To be fair, if there's one comic worth picking up in singles it's this one. Deliberately aping the American newspaper funny sections of yesteryear, this is a comic which is at once innovative and nostalgic, a throwback to a more innocent time packaged in a format that will leave your average Direct Market punter scratching their heads.
Forget writing for the trade, this is all about writing for the moment. A series of one page ongoing strips showcasing the talents of a bunch of A list artists and writers, printed on paper which you could wrap a bag of chips in.
It's a comic which shouts at the reader to get stuck in. The very act of unfolding it (yes it's a broadsheet!) and reading it is going to cover your copy in tiny creases. The corners will blunt and buckle, you'll create new folds off the old ones, the paper will give as you turn the pages. In short, this is a comic which tells you to forget about keeping things mint and just enjoy yourself.
And, unless you are a very jaded old soul, you will find something to enjoy here. Sure, there are a couple of clunkers (Caldwell's Wonder Woman, Berganza and Galloway's Teen Titans) but in the main these strips are things of beauty - lovingly rendered shorts, free of the blood, guts and other bodily fluids which we've become used to wading through. There's a real affection going on, a playfulness which comes to the fore in Gaiman and Allred's Metamorpho, as the writer messes around with a series of gentle double entendres against a backdrop of gorgeous silver age style images.

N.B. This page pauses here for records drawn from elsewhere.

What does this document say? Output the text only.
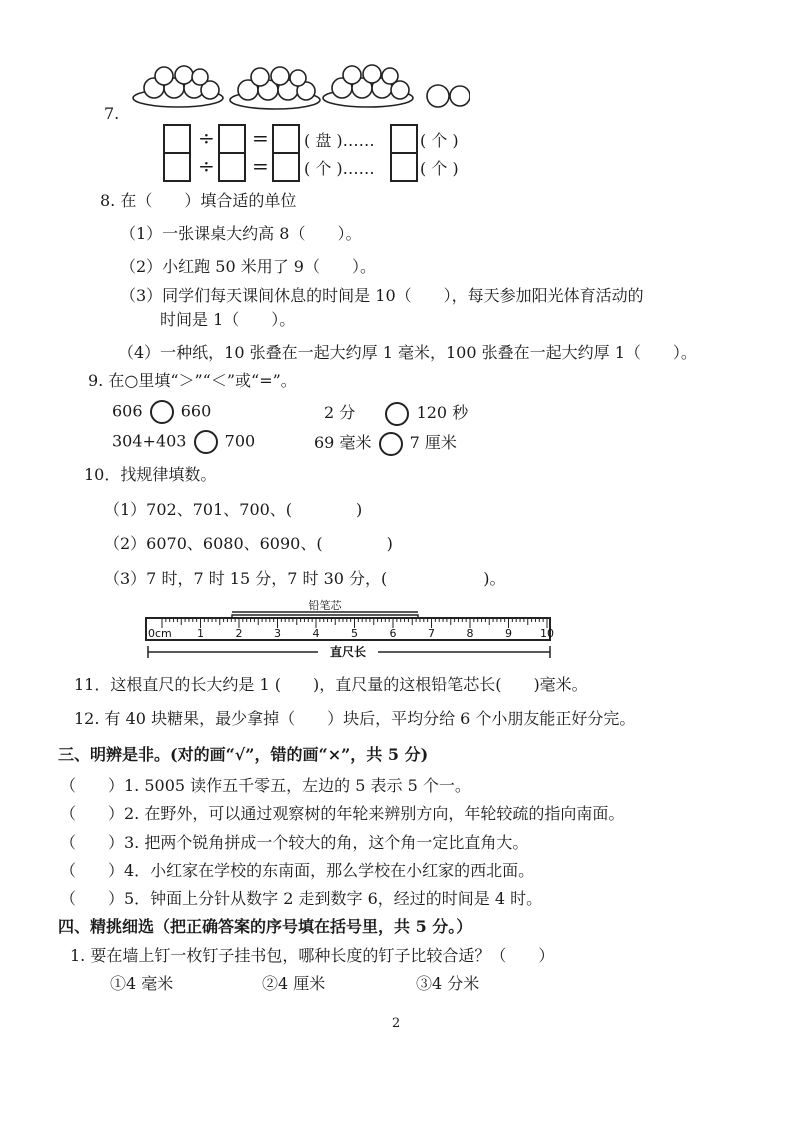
7.
÷ = ( 盘 )……	( 个 )
÷ = ( 个 )……	( 个 )
8. 在（　　）填合适的单位
（1）一张课桌大约高 8（　　）。
（2）小红跑 50 米用了 9（　　）。
（3）同学们每天课间休息的时间是 10（　　），每天参加阳光体育活动的
时间是 1（　　）。
（4）一种纸，10 张叠在一起大约厚 1 毫米，100 张叠在一起大约厚 1（　　）。
9. 在○里填“＞”“＜”或“=”。
606 660	2 分	120 秒
304+403 700	69 毫米 7 厘米
10．找规律填数。
（1）702、701、700、(　　　　)
（2）6070、6080、6090、(　　　　)
（3）7 时，7 时 15 分，7 时 30 分，(　　　　　　)。
铅笔芯
0cm 1	2	3	4	5	6	7	8	9	10
直尺长
11．这根直尺的长大约是 1 (　　)，直尺量的这根铅笔芯长(　　)毫米。
12. 有 40 块糖果，最少拿掉（　　）块后，平均分给 6 个小朋友能正好分完。
三、明辨是非。(对的画“√”，错的画“×”，共 5 分)
（　　）1. 5005 读作五千零五，左边的 5 表示 5 个一。
（　　）2. 在野外，可以通过观察树的年轮来辨别方向，年轮较疏的指向南面。
（　　）3. 把两个锐角拼成一个较大的角，这个角一定比直角大。
（　　）4．小红家在学校的东南面，那么学校在小红家的西北面。
（　　）5．钟面上分针从数字 2 走到数字 6，经过的时间是 4 时。
四、精挑细选（把正确答案的序号填在括号里，共 5 分。）
1. 要在墙上钉一枚钉子挂书包，哪种长度的钉子比较合适？（　　）
①4 毫米	②4 厘米	③4 分米
2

You get Joe Kubert doing Sgt Rock BETTER then he's ever done him before. Paul Pope drawing fantastic mandril space pirates in Adam Strange. Ryan Sook providing Kamandi with a Prince Valiant style treatment. Kyle Baker giving us a birds-eye view of life with Hawkman. Azzarello and Risso bringing the noir back to Batman. And much, much more.
Every page is different, but the tone remains consistent. Forget about continuity, bags, boards, NM, Gem Mint and CGC. This is comics for comics sake. Comics that revel in the silliness of DC's characters while celebrating their brilliance. There aren't going to be any groundbreaking story arcs here, no repercussions that will echo through the DCU for years to come. Who needs that anyway? These are just strips about colourful characters drawn by folks with a healthy respect for the absurd wonder of superhero comics.
In many ways then, Wednesday comics is the antidote to the impenetrable, continuity heavy epics that dominate the output of the big two. In an age when the traditional single issue is on the way out, DC have provided us with one last example of a comic that demands to be handled. This one isn't going to work half as well on a computer screen as it does in your hands, and it won't read particularly well in a collection (although no doubt some of the art will look lovely on better quality paper). No, Wednesday Comics is a comic to pick up and put down every week. Perhaps the last of its kind, or maybe the future for non-digital single issue comics. Whatever, it's worthy of your attention, go pick it up!